Neapolitan theatre actors forced to diversify in the aftermath of the Second World War, the Squatritis opened the little shop of doll horrors in 1953, initially with the idea of restoring valuables belonging to wealthy families that were damaged during the conflict.
But they quickly began to specialise in antique dolls, some dating back to the 19th century.
“With the economic boom, our business expanded: the first collectors appeared, the small collections... people started to want to repair old objects,” said Federico Squatriti.
“The store grew like that.”
Federico, 56, runs the shop that has been a true family affair ever since it first opened.
His grandmother, parents, uncle and cousins have all worked there at one time or another, restoring treasured objects of princesses, intellectuals and actors to their former glory.

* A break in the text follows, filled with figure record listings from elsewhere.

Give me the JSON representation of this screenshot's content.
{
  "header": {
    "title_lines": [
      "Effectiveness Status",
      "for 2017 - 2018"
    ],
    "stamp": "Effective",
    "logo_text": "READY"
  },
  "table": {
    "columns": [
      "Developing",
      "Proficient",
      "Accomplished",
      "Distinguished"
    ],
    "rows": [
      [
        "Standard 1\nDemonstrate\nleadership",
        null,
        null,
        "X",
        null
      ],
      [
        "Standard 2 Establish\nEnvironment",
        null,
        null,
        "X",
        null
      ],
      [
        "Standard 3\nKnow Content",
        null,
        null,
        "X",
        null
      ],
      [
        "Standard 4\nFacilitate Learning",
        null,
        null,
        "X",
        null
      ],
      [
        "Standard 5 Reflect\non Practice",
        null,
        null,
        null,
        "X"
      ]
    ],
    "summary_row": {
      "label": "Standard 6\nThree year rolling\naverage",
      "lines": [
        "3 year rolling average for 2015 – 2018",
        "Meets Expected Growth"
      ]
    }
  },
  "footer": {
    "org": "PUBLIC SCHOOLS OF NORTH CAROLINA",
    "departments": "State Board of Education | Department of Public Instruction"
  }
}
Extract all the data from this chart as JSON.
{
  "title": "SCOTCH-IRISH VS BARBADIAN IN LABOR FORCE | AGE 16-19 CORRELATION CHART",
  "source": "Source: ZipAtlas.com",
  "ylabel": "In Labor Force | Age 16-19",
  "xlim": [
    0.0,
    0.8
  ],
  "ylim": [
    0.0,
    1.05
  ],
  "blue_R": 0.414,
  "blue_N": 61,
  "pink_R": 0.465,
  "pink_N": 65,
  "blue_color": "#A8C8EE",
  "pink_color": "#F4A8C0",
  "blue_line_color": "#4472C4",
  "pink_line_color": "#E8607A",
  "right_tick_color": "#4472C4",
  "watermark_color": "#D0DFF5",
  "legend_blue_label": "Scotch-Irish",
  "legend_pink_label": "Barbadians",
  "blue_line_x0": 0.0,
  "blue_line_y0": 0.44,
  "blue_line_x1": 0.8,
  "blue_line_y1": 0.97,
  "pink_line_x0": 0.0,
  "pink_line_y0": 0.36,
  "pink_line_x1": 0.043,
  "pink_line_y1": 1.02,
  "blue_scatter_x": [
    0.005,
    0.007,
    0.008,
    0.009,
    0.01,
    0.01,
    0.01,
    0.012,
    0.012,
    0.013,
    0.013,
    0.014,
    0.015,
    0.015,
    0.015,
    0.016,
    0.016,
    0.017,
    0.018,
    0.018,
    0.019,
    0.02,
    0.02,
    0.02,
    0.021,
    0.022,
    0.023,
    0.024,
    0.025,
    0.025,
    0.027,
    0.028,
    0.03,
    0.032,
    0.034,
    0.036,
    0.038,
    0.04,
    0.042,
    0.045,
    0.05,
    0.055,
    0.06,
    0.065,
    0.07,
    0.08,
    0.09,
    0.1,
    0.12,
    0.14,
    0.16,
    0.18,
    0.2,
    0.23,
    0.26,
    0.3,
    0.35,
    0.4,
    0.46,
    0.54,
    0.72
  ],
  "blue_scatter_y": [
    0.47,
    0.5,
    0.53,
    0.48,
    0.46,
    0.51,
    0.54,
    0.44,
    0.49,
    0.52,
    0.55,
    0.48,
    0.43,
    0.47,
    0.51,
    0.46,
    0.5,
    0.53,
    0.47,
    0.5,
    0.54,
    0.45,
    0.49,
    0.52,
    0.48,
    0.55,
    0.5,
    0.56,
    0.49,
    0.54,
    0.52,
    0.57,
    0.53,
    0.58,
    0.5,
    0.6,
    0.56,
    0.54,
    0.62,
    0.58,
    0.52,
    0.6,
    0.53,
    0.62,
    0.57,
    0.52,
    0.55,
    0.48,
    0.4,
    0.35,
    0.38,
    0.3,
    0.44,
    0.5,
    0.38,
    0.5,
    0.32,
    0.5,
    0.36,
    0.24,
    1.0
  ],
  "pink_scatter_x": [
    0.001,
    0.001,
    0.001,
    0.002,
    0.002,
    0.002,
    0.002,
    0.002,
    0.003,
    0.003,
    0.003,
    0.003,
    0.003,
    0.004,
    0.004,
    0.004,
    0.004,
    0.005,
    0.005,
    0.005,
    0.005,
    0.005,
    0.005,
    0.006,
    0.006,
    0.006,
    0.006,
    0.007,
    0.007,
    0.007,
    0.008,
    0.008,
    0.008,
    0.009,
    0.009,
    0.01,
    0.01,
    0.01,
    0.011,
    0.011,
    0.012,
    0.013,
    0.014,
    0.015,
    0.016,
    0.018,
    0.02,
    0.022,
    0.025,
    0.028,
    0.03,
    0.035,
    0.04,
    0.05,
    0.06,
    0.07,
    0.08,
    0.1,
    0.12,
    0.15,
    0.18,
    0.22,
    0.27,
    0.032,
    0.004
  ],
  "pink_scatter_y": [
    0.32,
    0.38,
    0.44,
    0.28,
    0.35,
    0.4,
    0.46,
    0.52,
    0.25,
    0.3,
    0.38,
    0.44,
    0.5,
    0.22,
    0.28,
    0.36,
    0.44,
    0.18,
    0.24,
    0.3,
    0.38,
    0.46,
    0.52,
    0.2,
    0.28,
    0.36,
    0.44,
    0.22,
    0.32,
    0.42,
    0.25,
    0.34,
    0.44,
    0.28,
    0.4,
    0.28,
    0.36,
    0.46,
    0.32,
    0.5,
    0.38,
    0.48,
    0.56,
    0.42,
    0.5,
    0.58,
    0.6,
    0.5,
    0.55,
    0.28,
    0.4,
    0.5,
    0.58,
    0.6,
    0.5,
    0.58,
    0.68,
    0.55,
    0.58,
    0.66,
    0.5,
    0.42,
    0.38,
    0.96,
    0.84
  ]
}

The workshop overflows with objects long forgotten by customers. Puppets, toy soldiers and 100-year-old earthenware pile up to the ceiling.
“The thing they (the dolls) all have are eyes pushed inside (the head), because children always stick their fingers in there,” he adds.
Despite their expertise, there are some dolls that just can’t be repaired, usually because spare parts can’t be found.
These half-formed relics have come to populate the shopfront window, the store’s shelves and in particular its macabre cellar, which is populated with doll body parts and has been nicknamed ‘limbo’ by the staff.
The Squatriti family say that there are only a handful of restorers like them left in Italy, and that customers come not just from all over the country, but as far away as London or Africa.
However, the family know that the writing is on the wall for the shop.
“Things change, transform, evolve and come to an end,” says Federico.
“It is normal that eras end. We have tried to extend ours to the maximum but the end will eventually arrive.”